His promise is that if they haven’t succeeded with this meeting, they will keep meeting until they do. In a day filled with obvious grabs for political points, his signature humility is both smart and inspiring.

It helps that when he breaks into a smile — it’s like the blinds opening on a sunny day. But he’s also able to put across the fact that these leaders from Europe, China, India, Russia and Brazil are negotiating across century-wide political and economic fault lines. Given the inclusiveness of the gathering, they really got some stuff into their final communiqué.

Despite predictions to the contrary, the leaders came, saw and, if a trillion dollars of new funding to put toward shoring up the global credit crisis means anything any more, they actually did come to some agreements on coordinated action.

Don’t get me wrong. Tripling the money (to $750 billion) that the International Monetary Fund can use to lend and therefore call the shots in developing countries is profoundly worrisome. But not having money available at this time would be even more devastating.

Making his signature point about investing in poor countries, Bob Geldoff breezes through the media centre a few hours earlier. Mobbed by mics, he talks about the importance of making a real commitment to the developing world.

And he can easily call in self-interest to make the case. He points, for example, to the real possibility of eastern European countries finding themselves bankrupt. “That wouldn’t just be their problem. It would take Europe down,” he says, referring to what happened to West Germany after the Berlin Wall fell and the country struggled to integrate the failed East German economy.

In a giant “be careful what you wish for” globalized world, we are truly all one and one for all.

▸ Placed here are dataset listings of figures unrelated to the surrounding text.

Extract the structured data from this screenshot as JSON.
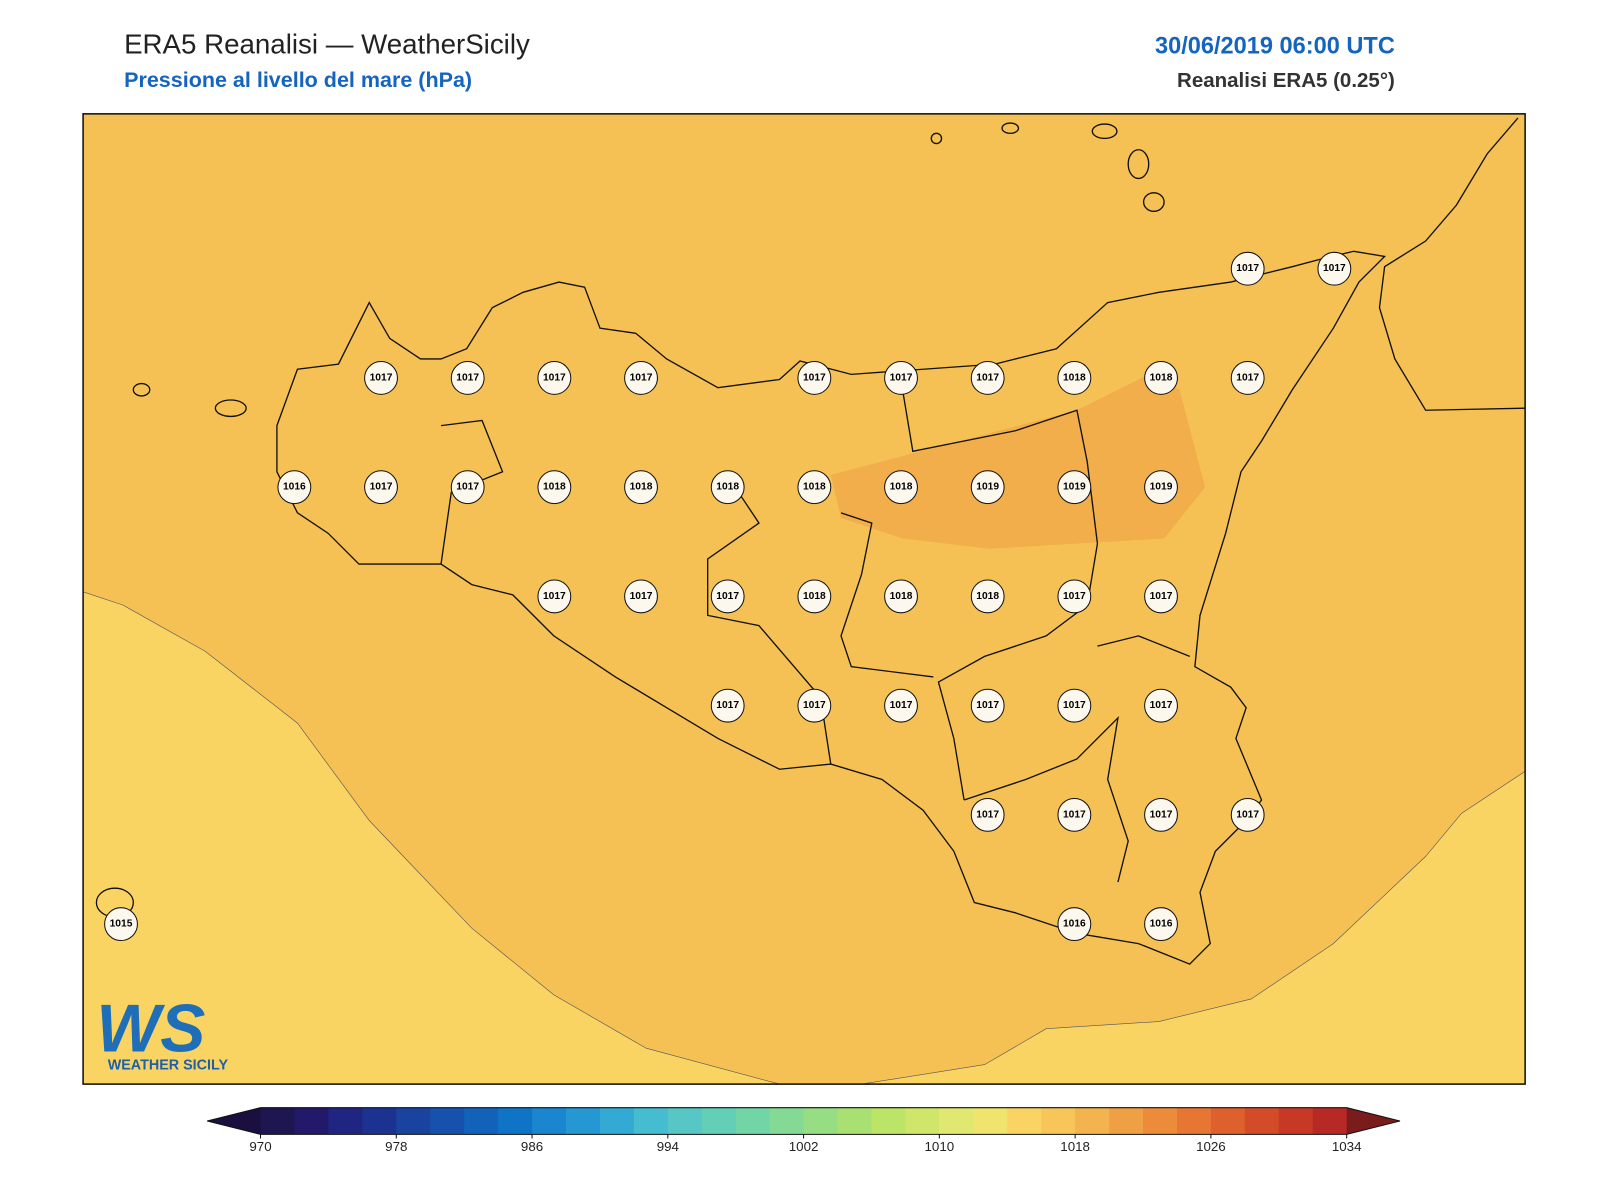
{
  "header": {
    "title": "ERA5 Reanalisi — WeatherSicily",
    "subtitle": "Pressione al livello del mare (hPa)",
    "datetime": "30/06/2019 06:00 UTC",
    "source": "Reanalisi ERA5 (0.25°)"
  },
  "markers": {
    "rows": [
      [
        null,
        null,
        null,
        null,
        null,
        null,
        null,
        null,
        null,
        null,
        null,
        null,
        null,
        1017,
        1017
      ],
      [
        null,
        null,
        null,
        1017,
        1017,
        1017,
        1017,
        null,
        1017,
        1017,
        1017,
        1018,
        1018,
        1017,
        null
      ],
      [
        null,
        null,
        1016,
        1017,
        1017,
        1018,
        1018,
        1018,
        1018,
        1018,
        1019,
        1019,
        1019,
        null,
        null
      ],
      [
        null,
        null,
        null,
        null,
        null,
        1017,
        1017,
        1017,
        1018,
        1018,
        1018,
        1017,
        1017,
        null,
        null
      ],
      [
        null,
        null,
        null,
        null,
        null,
        null,
        null,
        1017,
        1017,
        1017,
        1017,
        1017,
        1017,
        null,
        null
      ],
      [
        null,
        null,
        null,
        null,
        null,
        null,
        null,
        null,
        null,
        null,
        1017,
        1017,
        1017,
        1017,
        null
      ],
      [
        1015,
        null,
        null,
        null,
        null,
        null,
        null,
        null,
        null,
        null,
        null,
        1016,
        1016,
        null,
        null
      ]
    ]
  },
  "colorbar": {
    "lim": [
      970,
      1034
    ],
    "ticks": [
      970,
      978,
      986,
      994,
      1002,
      1010,
      1018,
      1026,
      1034
    ],
    "colors": [
      "#1e1650",
      "#23196a",
      "#1f2580",
      "#1c3290",
      "#1a429f",
      "#1652ad",
      "#1262ba",
      "#0f73c6",
      "#1a86cf",
      "#2597d3",
      "#33aad4",
      "#45bccf",
      "#56c7c4",
      "#63cfb6",
      "#72d5a6",
      "#84da95",
      "#97dd83",
      "#a9e072",
      "#bce466",
      "#cfe66a",
      "#e0e872",
      "#f0e36e",
      "#f9d462",
      "#f7c558",
      "#f3b34e",
      "#f0a044",
      "#ec8c3a",
      "#e77633",
      "#de602d",
      "#d44b29",
      "#c83826",
      "#b82824"
    ],
    "extend_colors": [
      "#1a0f3e",
      "#7a1c1c"
    ]
  },
  "logo": {
    "mark": "WS",
    "name": "WEATHER SICILY"
  }
}
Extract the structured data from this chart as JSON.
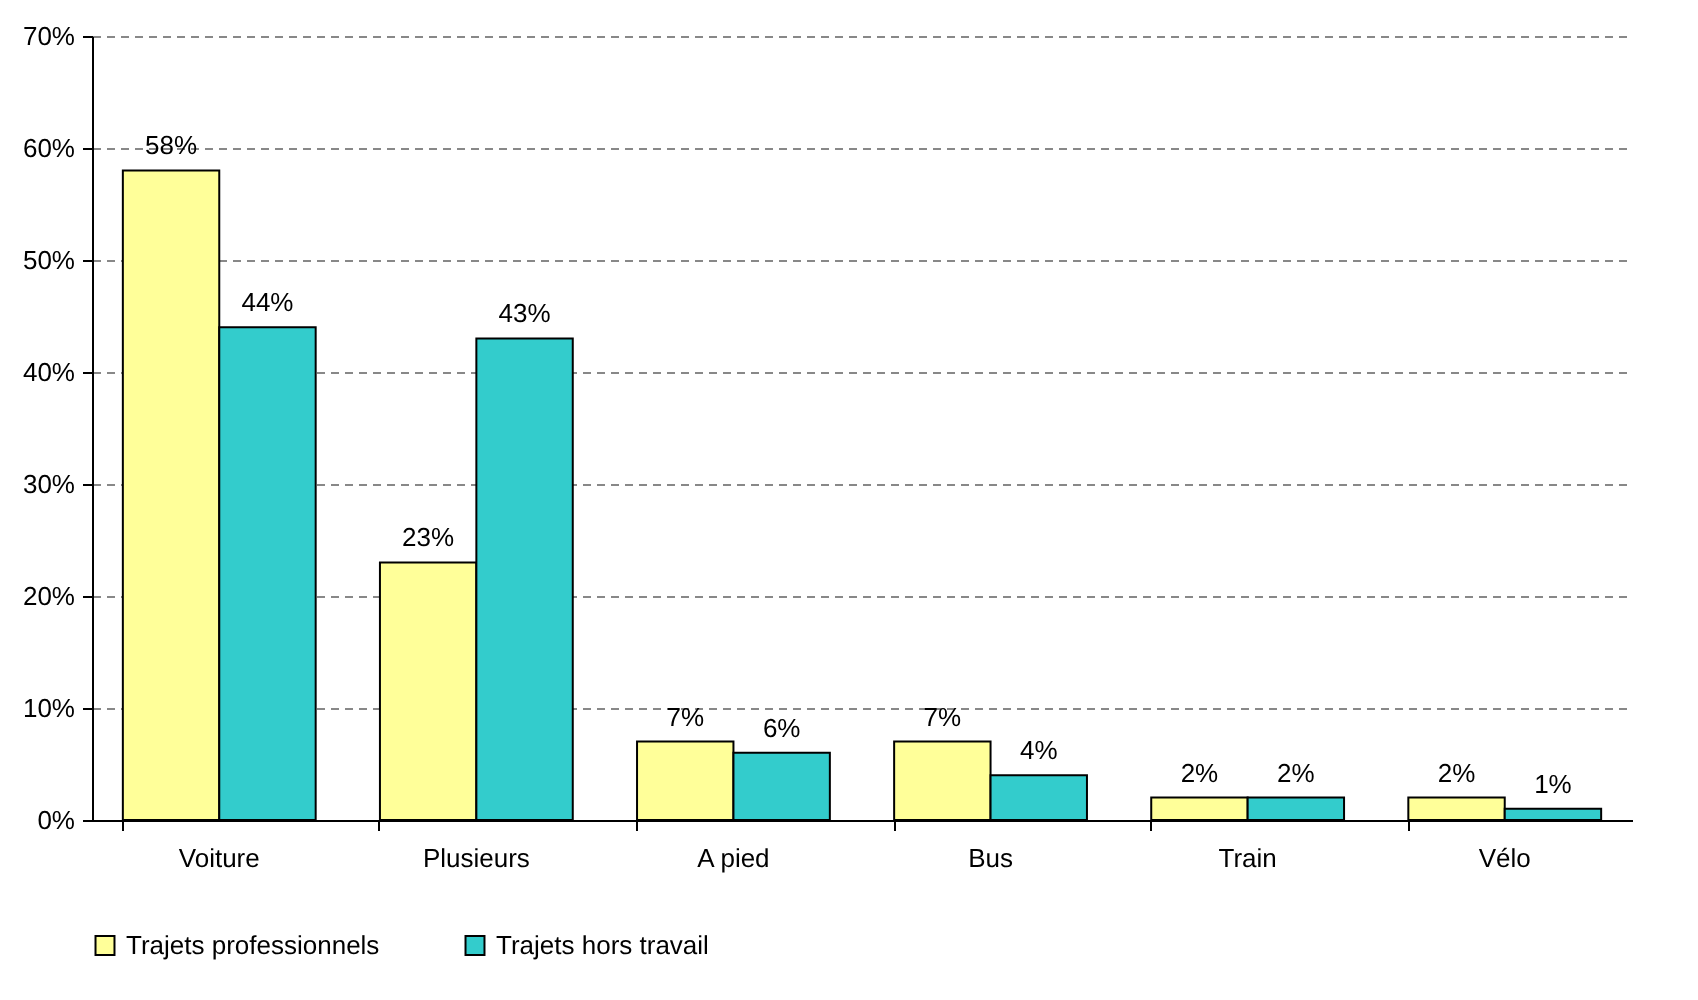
{
  "chart_data": {
    "type": "bar",
    "categories": [
      "Voiture",
      "Plusieurs",
      "A pied",
      "Bus",
      "Train",
      "Vélo"
    ],
    "series": [
      {
        "name": "Trajets professionnels",
        "color": "#ffff99",
        "values": [
          58,
          23,
          7,
          7,
          2,
          2
        ],
        "value_labels": [
          "58%",
          "23%",
          "7%",
          "7%",
          "2%",
          "2%"
        ]
      },
      {
        "name": "Trajets hors travail",
        "color": "#33cccc",
        "values": [
          44,
          43,
          6,
          4,
          2,
          1
        ],
        "value_labels": [
          "44%",
          "43%",
          "6%",
          "4%",
          "2%",
          "1%"
        ]
      }
    ],
    "ylim": [
      0,
      70
    ],
    "yticks": [
      {
        "value": 0,
        "label": "0%"
      },
      {
        "value": 10,
        "label": "10%"
      },
      {
        "value": 20,
        "label": "20%"
      },
      {
        "value": 30,
        "label": "30%"
      },
      {
        "value": 40,
        "label": "40%"
      },
      {
        "value": 50,
        "label": "50%"
      },
      {
        "value": 60,
        "label": "60%"
      },
      {
        "value": 70,
        "label": "70%"
      }
    ],
    "grid": "y",
    "legend": "bottom"
  }
}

Meanwhile, a photo-op is where Stephen Harper scores his highest G20 profile by failing to appear for the official G20 “family portrait.” Nobody notices until the picture-taking moment is almost over. Canada is a non-issue in this global grouping, not because Harper is right-wing but mainly because he is so 20th century. The right-wing presidents of France and Germany make their mark as proponents of major new financial regulation, especially around curbing tax havens and their bank secrecy laws. Hey, I’m impressed.

Despite all the hype, the G20’s ascendance and its thrust toward global governance brings us now fully into the 21st C. Well before the grand finale, I listen to UK Financial Secretary Stephen Timms promise that tax havens are a thing of the past. “The era of bank secrecy is over,” he says. Switzerland has purportedly buckled on the thorny issue, something no one could have predicted six months ago.

But the $1 trillion for the developing world, which has long been an afterthought — even though it is mostly for the IMF — is certainly the big news. The really bad news, and this is despite the “low-carbon” verbiage of the final communiqué, is that the environment is the loser.

Certainly, the UK’s Ed Miliband, minister for Energy and Climate Change, used his briefing to spin this G20 meet as an amazing prelude to Copenhagen, the December session where a new Kyoto will be negotiated. Was he just putting on a happy face?

The clock is still ticking down to midnight for our smart and stupid little species. Let’s do our bit to see the idea of meaningful global responsibility take hold and spill into real substance at that table. If it doesn’t, then the promising gains of this G20 meeting will be a short-term fix on the way to oblivion.